Am I mad? Or anyone also noticed it?

I wrote a build.bat for Clang and MSVC, both with 3 different build settings: Slow, Fast and Release.

MSVC compiles both of them faster than Clang takes to compile just one.

What can be happening?

BTW, I'm using the lld-link with Clang. Also, I'm using /MP (Multiprocessor compilation) with MSVC, but I doesn't really matter since I don't have that many files to compile.

Edited by Leonardo on January 20, 2021, 9:36pm Reason: Initial post

Mārtiņš Možeiko

#23842

January 20, 2021

Yes, that's how it is. Clang has higher startup cost than MSVC.
There are -ftime-report and -ftime-trace arguments you can try to see where it spends most of time, and the possibly turn off those parts (if it's some extra optimization or something).

Dawoodoz

#23892

February 4, 2021

Clang is a cross compiler for many different systems and hardware without getting to know the target platform when the compiler is compiled, so it makes sense that a bigger program fetches more unused code into the instruction cache. Maybe your CPU starts compiling for the wrong target platform a few times until branch prediction learned which route you take most often.

MSVC:
* Use this hard-coded 64-bit compiler, not the 32-bit version.
* Done.

Cross compiler:
* What platform will you target this time?
* So which specific processor model will you be optimizing for today?
* Oh, you don't want this extension for niche hardware that was abandoned 50 years ago but some bank might still be stuck with? Lets just abort this incorrect branch prediction.
* Starting to compile using dynamic jumps between code scattered in the huge binary while flooding the instruction cache with things you never even call.
* Finally done.

Mārtiņš Možeiko

#23893

February 4, 2021

That's not how clang works. It creates objects specialized for target architecture at beginning and there is no "unused code" to fetch or incorrectly predict (most of the time).
The slowness comes from way how compiler is structured / architected. Not because it is cross compiler.
It has very separate optimization vs code generation passes. Sometimes applies same optimization steps multiple times. Etc..

Edited by Mārtiņš Možeiko on February 4, 2021, 7:58pm

Dawoodoz

#23897

February 4, 2021

mmozeiko
That's not how clang works. It creates objects specialized for target architecture at beginning and there is no "unused code" to fetch or incorrectly predict (most of the time).
The slowness comes from way how compiler is structured / architected. Not because it is cross compiler.
It has very separate optimization vs code generation passes.
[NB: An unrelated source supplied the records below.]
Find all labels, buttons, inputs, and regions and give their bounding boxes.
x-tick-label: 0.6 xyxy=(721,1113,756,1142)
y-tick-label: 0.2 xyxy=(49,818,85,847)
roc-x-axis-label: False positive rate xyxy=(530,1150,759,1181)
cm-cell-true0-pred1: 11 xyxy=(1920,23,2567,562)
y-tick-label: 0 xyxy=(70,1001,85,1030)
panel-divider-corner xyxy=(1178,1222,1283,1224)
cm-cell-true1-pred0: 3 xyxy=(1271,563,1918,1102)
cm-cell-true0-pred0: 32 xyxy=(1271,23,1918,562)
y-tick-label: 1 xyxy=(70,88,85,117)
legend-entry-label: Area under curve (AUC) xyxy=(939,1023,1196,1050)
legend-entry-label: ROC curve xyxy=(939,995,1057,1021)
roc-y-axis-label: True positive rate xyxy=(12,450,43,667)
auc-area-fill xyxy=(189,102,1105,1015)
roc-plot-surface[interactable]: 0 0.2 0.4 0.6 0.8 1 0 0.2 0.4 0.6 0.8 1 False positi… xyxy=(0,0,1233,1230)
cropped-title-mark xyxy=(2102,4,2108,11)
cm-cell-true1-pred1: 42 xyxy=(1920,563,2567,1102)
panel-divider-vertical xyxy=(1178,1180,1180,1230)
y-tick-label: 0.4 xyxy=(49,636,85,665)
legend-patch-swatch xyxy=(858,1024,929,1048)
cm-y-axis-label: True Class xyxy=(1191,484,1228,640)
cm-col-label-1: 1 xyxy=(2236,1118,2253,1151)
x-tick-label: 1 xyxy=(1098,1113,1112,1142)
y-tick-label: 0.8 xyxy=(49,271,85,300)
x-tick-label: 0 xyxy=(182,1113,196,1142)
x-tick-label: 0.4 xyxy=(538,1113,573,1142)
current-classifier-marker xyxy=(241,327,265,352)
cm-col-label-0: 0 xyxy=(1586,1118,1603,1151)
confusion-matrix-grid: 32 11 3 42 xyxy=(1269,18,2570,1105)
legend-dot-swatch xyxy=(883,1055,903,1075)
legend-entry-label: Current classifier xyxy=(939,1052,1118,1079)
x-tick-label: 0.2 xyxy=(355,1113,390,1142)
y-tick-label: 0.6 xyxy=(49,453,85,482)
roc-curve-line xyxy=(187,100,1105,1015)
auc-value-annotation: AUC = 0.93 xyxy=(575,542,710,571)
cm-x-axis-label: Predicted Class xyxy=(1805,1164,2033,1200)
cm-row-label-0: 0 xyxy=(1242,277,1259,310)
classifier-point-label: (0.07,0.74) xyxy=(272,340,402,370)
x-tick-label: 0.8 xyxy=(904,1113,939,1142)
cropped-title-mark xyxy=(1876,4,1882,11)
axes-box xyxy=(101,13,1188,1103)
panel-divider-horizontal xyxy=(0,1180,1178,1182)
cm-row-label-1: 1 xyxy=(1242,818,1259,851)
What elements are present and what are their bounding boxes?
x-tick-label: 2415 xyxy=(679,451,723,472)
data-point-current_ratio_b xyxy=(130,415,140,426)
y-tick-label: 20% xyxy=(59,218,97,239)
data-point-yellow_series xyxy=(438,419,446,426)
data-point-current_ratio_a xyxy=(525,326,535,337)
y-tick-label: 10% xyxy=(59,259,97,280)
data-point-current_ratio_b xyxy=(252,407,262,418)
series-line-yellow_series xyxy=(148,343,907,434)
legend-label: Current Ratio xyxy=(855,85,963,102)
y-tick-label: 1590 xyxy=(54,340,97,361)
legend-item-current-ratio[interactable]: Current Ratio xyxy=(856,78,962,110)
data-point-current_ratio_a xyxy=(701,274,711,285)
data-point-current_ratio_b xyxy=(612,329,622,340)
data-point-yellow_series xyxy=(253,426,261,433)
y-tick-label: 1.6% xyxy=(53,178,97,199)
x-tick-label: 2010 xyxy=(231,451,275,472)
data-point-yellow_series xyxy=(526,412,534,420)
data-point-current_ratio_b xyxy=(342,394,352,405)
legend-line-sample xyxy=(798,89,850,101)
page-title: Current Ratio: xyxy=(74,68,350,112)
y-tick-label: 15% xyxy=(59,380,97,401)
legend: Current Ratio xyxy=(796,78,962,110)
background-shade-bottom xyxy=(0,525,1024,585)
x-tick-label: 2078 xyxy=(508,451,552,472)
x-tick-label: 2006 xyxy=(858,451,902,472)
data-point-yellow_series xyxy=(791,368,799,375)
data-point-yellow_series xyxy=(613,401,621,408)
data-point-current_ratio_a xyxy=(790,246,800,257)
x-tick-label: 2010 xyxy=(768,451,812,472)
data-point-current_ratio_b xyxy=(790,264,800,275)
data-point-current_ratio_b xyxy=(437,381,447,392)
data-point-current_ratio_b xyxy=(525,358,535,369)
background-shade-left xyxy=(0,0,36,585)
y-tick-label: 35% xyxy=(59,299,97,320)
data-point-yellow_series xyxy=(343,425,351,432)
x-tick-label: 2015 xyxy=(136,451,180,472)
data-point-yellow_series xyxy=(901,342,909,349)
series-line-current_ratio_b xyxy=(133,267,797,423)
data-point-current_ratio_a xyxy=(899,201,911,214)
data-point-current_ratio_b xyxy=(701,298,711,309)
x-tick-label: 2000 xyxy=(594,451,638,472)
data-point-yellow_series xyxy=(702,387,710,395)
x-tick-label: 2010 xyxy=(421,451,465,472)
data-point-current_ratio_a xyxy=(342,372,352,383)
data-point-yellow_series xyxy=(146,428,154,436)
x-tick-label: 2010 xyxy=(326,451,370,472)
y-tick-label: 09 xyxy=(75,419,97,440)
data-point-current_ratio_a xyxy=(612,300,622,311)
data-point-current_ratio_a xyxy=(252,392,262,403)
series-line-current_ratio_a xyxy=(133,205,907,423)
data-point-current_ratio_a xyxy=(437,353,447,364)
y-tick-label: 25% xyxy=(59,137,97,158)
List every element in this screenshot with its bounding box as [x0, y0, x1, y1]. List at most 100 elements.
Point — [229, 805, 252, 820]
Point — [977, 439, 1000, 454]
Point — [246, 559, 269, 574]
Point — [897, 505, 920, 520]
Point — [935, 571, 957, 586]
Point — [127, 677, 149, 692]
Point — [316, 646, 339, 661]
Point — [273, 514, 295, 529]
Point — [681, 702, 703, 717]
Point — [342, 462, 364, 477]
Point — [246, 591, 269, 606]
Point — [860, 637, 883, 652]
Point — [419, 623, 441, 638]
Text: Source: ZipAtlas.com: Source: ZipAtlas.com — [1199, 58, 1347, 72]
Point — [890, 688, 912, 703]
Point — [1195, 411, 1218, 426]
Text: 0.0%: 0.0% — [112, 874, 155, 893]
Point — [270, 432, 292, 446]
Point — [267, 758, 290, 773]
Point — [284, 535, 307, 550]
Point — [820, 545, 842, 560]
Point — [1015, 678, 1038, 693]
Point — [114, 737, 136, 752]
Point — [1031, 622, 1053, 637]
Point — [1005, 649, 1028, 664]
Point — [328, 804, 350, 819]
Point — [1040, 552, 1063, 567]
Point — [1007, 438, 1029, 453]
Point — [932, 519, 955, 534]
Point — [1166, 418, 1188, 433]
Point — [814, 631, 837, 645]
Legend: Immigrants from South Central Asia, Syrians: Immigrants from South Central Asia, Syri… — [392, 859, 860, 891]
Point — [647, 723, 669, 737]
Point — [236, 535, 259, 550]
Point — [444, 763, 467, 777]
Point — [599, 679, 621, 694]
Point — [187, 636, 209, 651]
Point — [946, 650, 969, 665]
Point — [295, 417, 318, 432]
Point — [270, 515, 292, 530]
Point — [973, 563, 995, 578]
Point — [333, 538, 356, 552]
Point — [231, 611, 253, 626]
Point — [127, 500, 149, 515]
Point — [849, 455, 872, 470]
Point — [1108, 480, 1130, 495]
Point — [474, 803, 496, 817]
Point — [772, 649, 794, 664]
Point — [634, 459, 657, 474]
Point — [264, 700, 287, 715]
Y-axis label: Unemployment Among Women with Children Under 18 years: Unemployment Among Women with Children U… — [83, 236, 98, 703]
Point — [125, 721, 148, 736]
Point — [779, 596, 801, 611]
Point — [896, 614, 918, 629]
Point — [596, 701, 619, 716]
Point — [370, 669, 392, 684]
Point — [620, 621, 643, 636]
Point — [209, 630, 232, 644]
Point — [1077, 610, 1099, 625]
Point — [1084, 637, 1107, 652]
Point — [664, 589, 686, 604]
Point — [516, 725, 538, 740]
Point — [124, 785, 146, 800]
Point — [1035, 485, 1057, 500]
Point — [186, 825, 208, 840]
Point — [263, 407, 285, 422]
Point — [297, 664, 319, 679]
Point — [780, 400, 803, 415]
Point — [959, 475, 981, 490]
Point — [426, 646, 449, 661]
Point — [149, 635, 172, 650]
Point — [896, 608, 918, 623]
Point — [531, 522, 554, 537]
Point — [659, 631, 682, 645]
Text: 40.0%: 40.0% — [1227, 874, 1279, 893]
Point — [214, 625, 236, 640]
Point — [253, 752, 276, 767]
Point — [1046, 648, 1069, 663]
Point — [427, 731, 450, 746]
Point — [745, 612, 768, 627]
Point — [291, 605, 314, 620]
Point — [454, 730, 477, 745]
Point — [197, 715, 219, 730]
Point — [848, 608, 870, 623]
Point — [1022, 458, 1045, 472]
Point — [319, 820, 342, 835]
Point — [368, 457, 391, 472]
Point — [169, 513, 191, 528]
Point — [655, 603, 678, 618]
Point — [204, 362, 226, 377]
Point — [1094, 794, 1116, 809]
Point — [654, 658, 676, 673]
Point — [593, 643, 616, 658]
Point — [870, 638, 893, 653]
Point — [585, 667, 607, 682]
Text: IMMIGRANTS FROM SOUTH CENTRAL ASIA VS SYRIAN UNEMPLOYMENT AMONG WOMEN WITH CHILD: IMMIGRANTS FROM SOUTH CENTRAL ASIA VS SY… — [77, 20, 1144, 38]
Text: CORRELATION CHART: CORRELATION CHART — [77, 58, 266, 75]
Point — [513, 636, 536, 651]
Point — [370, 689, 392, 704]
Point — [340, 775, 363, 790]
Sometimes applies same optimization steps multiple times. Etc..

Even worse then. :D

Miles

#23899

February 5, 2021

Dawoodoz
Even worse then

You seem to be under the impression that doing multiple optimization passes is somehow stupid and wasteful, but in actual fact it's simply part of what's necessary to get good codegen. There's a reason LLVM generates vastly better optimized code than MSVC. What's unfortunate is that the way LLVM is architected makes it significantly slower when generating unoptimized/debug builds as well.